All'inizio (l'azienda è stata fondata nel 1964), nessuno credeva nella possibilità di invecchiare i vini abruzzesi, tranne Emidio Pepe. «Allora - racconta con orgoglio Sofia - in paese, a un proprietario terriero della zona che si chiamava 'don' Nicola, chiesero che cosa ne pensasse del fatto che mio papà aveva messo delle bottiglie a invecchiare in cantina. Allora si pensava che il Montepulciano fosse solo un vino da tutti i giorni, piuttosto semplice. E don Nicola disse, quasi per irriderlo: "Sono solo castelli di carta". Da allora mio papà iniziò ad accatastare le bottiglie in cantina proprio come un castello. E il suo vino veniva apprezzato sempre di più». E don Nicola, così, sbagliò la sua profezia.

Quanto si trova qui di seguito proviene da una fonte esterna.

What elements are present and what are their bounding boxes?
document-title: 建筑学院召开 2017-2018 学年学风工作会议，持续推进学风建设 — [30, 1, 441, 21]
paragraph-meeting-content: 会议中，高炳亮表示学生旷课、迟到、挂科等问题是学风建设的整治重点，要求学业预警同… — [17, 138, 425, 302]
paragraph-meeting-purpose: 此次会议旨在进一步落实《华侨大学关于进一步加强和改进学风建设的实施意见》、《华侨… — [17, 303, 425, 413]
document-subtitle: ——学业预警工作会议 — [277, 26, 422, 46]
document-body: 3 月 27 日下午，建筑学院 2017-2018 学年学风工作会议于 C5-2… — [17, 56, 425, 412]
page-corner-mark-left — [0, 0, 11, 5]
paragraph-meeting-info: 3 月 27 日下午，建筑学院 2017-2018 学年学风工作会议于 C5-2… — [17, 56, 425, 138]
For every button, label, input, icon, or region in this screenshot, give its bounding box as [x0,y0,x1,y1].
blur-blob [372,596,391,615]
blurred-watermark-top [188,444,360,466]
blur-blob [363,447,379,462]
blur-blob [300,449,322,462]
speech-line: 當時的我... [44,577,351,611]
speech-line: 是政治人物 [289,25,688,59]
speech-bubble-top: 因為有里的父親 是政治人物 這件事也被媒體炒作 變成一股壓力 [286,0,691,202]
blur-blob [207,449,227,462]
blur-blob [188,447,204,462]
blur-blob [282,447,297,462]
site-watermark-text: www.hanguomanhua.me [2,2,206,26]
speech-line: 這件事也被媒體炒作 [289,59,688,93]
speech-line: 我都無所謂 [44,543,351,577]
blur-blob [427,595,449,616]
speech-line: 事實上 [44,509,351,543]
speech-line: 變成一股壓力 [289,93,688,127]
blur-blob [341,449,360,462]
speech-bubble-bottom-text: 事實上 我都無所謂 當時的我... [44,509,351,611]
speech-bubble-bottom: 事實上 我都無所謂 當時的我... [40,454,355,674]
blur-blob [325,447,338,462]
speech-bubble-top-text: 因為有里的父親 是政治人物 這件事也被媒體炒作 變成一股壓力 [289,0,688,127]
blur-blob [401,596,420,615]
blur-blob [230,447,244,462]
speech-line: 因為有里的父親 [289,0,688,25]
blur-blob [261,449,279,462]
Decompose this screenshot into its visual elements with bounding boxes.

Il futuro era nel passato, nel fare il vino come una volta, abbandonando la chimica in vigna e cercando, in cantina, di trattare le uve il meglio possibile. «Perché il vino è vivo» insiste Sofia Pepe. Dicevamo, i piccoli particolari contano. «Quando siamo in vendemmia, passiamo nello stesso vigneto 3 o 4 volte, scegliendo i grappoli e raccogliendoli solo quando pensiamo che vadano bene. E ogni vigna viene vinificata singolarmente, in quanto offre produzione con caratteristiche differenti. Abbiamo fatto verifiche con il microscopio, botte per botte, e abbiamo visto che anche i lieviti, rigorosamente autoctoni sono differenti».

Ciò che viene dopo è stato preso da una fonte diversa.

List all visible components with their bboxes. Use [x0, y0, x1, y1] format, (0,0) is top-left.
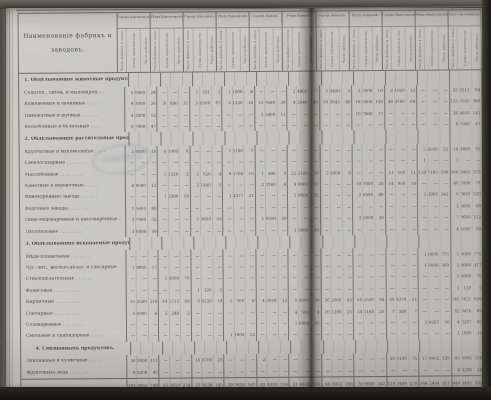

In cantina, mantenendo sempre massima l'attenzione per l'igiene e la pulizia, la pigiatura rappresenta un vero salto nel passato. Per i bianchi si fa ancora la pigiatura con i piedi, per i rossi invece le uve vengono diraspate a mano. Un lavoro piuttosto lungo e faticoso, visto che in periodo di vendemmia entrano in cantina circa 100 quintali di uva al giorno. «La mattina ti svegli e sai che devi lottare per far capire la nostra filosofia rispettosa del vino, che viene trattato come un essere vivente. Perché è vivo».

Per vinificazione e affinamento si utilizza solo il cemento, «un sistema che non abbandoneremo mai». E che permette al vino di esprimersi per quello che è veramente, senza "contaminazioni" esterne. «Non chiarifichiamo e non filtriamo. Bisogna solo avere pazienza». E poi ci sono i lunghi, lunghissimi affinamenti. Dove a sorprendere sono i bianchi: quando si assaggia un Trebbiano d'Abruzzo 2009, per esempio, si nota una interessante complessità aromatica, ma soprattutto c'è una struttura (che non significa grado alcolico) e un'acidità sorprendente e affascinante. Ma anche i vini più giovani rispecchiano l'andamento delle singole annate. È la natura, d'altronde.